Rep. Ted Poe, R-Texas, said he is going to "respectfully refuse to comply" with the edict and is refusing to take down a poster with photos and names of 26 men and women from southeast Texas who have died in Iraq and Afghanistan.
"Our poster isn't going anywhere," Poe said, before issuing a challenge to House management during a floor speech: "Come and take it if you dare."
Poe threatens to keep putting up a new memorial every time it is removed.
The issue has united an unlikely foursome in Congress, bringing the conservative Poe together with liberal stalwart Rep. Jim McDermott, D-Wash., as well as Reps. Walter Jones, R-N.C., and Steve Cohen, D-Tenn.
Like Poe, the other three have hallway memorials honoring fallen soldiers.
They are pressing House Speaker Nancy Pelosi, D-Calif., to relax the rule and make an exception for war memorials.
McDermott, a Vietnam-era veteran, says his three easel-mounted posters, which memorialize 99 dead servicemen and women from the Seattle area, deserve to stay on display outside his office.

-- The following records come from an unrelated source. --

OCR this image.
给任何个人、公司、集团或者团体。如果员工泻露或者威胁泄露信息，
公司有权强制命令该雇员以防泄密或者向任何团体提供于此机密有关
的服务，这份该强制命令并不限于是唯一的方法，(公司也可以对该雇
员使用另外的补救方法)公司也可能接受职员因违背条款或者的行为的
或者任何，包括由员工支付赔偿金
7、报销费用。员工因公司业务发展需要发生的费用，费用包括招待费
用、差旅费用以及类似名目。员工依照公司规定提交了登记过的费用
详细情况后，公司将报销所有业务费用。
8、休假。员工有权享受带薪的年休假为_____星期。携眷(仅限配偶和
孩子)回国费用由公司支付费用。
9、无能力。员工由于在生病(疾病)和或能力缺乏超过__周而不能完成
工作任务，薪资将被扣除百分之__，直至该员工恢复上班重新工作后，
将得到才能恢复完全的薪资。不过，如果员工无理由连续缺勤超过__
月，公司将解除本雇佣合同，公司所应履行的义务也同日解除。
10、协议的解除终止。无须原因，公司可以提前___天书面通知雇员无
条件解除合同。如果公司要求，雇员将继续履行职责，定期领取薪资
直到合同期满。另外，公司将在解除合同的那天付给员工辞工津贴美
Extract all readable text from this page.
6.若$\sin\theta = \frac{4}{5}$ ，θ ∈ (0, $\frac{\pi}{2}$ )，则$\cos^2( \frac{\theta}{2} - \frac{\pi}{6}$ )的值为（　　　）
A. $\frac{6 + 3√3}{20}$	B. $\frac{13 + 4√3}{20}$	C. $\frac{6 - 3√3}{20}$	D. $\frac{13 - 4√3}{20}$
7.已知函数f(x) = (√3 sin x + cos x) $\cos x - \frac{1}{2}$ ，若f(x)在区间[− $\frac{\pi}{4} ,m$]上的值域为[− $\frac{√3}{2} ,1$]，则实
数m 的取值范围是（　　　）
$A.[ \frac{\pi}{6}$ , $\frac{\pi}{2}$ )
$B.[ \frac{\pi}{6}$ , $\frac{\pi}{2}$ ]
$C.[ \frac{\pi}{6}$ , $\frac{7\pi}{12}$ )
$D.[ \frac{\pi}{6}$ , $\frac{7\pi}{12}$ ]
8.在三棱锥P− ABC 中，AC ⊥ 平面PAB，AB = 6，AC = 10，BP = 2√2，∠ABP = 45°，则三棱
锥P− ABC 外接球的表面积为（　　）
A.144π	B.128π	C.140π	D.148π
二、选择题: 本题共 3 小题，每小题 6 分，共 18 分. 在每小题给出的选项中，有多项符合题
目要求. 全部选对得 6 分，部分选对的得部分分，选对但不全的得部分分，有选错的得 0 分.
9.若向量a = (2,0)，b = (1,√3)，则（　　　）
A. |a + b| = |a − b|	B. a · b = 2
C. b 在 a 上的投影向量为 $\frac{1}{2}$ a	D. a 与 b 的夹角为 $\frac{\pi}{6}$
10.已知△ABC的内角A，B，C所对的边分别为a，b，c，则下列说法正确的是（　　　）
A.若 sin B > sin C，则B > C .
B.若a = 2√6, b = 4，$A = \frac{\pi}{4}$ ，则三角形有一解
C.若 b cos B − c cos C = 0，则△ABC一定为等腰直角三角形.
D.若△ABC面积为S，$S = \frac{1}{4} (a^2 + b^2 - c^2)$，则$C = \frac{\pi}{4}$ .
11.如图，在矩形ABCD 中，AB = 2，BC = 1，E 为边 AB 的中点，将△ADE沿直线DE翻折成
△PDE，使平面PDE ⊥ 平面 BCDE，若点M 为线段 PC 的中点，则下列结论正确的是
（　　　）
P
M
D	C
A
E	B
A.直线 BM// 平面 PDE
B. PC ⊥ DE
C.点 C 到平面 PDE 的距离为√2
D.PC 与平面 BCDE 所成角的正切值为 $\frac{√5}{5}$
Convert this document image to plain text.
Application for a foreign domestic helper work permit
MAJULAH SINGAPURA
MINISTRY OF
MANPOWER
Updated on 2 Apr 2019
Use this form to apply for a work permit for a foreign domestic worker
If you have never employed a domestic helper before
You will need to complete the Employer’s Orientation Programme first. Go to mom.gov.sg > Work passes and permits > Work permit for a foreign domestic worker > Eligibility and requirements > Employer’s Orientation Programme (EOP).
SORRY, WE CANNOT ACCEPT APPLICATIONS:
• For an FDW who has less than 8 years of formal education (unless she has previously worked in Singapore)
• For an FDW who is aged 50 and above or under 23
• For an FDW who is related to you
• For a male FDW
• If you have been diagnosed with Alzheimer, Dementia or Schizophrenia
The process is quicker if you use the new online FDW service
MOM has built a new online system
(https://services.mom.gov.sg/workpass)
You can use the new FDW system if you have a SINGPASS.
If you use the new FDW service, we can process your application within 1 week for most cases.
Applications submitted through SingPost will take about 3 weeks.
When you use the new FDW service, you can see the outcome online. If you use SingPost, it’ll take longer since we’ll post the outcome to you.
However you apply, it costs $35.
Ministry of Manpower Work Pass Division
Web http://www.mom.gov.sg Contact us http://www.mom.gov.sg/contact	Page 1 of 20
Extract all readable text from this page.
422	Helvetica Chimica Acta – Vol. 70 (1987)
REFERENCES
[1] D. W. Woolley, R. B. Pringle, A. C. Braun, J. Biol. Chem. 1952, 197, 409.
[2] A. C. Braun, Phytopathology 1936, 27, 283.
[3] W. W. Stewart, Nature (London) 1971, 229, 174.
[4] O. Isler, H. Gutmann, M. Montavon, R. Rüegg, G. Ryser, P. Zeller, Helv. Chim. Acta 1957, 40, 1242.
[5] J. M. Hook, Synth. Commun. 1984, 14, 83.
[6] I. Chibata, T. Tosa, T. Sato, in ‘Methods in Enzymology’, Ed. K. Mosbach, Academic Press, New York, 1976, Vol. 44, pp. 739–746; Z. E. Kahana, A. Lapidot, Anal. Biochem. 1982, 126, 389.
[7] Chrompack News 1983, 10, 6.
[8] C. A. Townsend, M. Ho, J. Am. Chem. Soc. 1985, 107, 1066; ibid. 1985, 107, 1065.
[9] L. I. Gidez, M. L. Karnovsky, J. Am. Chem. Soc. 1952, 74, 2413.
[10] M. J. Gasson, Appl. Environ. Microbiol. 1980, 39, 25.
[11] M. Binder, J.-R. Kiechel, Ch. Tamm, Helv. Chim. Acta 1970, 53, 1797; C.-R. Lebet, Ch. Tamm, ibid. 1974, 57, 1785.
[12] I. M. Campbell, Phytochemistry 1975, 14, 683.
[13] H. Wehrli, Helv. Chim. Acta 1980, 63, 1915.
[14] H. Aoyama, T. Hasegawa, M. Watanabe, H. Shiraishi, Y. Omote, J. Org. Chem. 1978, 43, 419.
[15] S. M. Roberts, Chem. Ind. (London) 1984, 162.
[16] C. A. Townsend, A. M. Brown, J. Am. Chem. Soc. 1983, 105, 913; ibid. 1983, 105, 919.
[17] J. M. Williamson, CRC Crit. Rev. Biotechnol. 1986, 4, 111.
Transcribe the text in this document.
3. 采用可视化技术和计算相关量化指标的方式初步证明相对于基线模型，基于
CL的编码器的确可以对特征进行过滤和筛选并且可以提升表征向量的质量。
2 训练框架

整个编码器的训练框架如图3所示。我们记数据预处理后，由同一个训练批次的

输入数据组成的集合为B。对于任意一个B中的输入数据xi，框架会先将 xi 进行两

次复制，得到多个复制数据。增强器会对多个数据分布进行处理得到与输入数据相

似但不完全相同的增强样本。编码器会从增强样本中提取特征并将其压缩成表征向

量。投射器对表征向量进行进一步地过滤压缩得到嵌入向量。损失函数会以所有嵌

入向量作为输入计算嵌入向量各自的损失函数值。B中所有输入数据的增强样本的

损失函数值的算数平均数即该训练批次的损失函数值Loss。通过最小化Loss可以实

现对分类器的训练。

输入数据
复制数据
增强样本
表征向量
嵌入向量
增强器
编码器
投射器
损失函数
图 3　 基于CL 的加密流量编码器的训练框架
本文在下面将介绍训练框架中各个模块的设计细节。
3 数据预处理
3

"Having had that experience, if someone died from my neighborhood ... I want to (honor that)," McDermott said. "I don't want people to forget" the casualties of the war, McDermott added.
Jones said his "Faces of the Fallen" memorial should not be lumped together with hallway trash.
The new policy went into effect April 17 after approval from Pelosi, House Majority Leader Steny Hoyer, D-Md., and House Minority Leader John Boehner, R-Ohio. They sit on the commission that oversees much of the Capitol complex.
The new clean-up rule was designed to make it easier for staffers and tourists to flee the building in case of an evacuation and make it easier for people using wheelchairs to navigate congressional corridors.
The halls in the three House office buildings have grown increasingly cluttered in recent years as staff workers in crowded offices stashed unwanted furniture, cardboard boxes and discarded equipment in the hallways for janitorial staff to remove -- eventually.
Lawmakers also have increasingly used the area outside their main office doors to display posters and draw attention to issues. For instance, members of the Blue Dog coalition of fiscally conservative Democrats, such as Rep. Kirsten Gillibrand, D-N.Y., have put signs near their doorways pointing out the national debt.
In a July 21 letter to Jones, Pelosi defended the new rule, saying it was "intended to facilitate evacuation of the buildings in the event of an emergency, to bring the House office buildings into compliance with safety and disability access codes and to provide consistent application of signage and posting rules."
Pelosi said she shared the foursome's "commitment to our fallen soldiers," but she held firm. "Members may erect memorials or displays within their offices, but not in hallways where they present hazards to the disabled, visitors and congressional staff," she said.
An informal survey of House office buildings reveals that more than a dozen lawmakers still had memorials to fallen soldiers on hallway display as of July 24.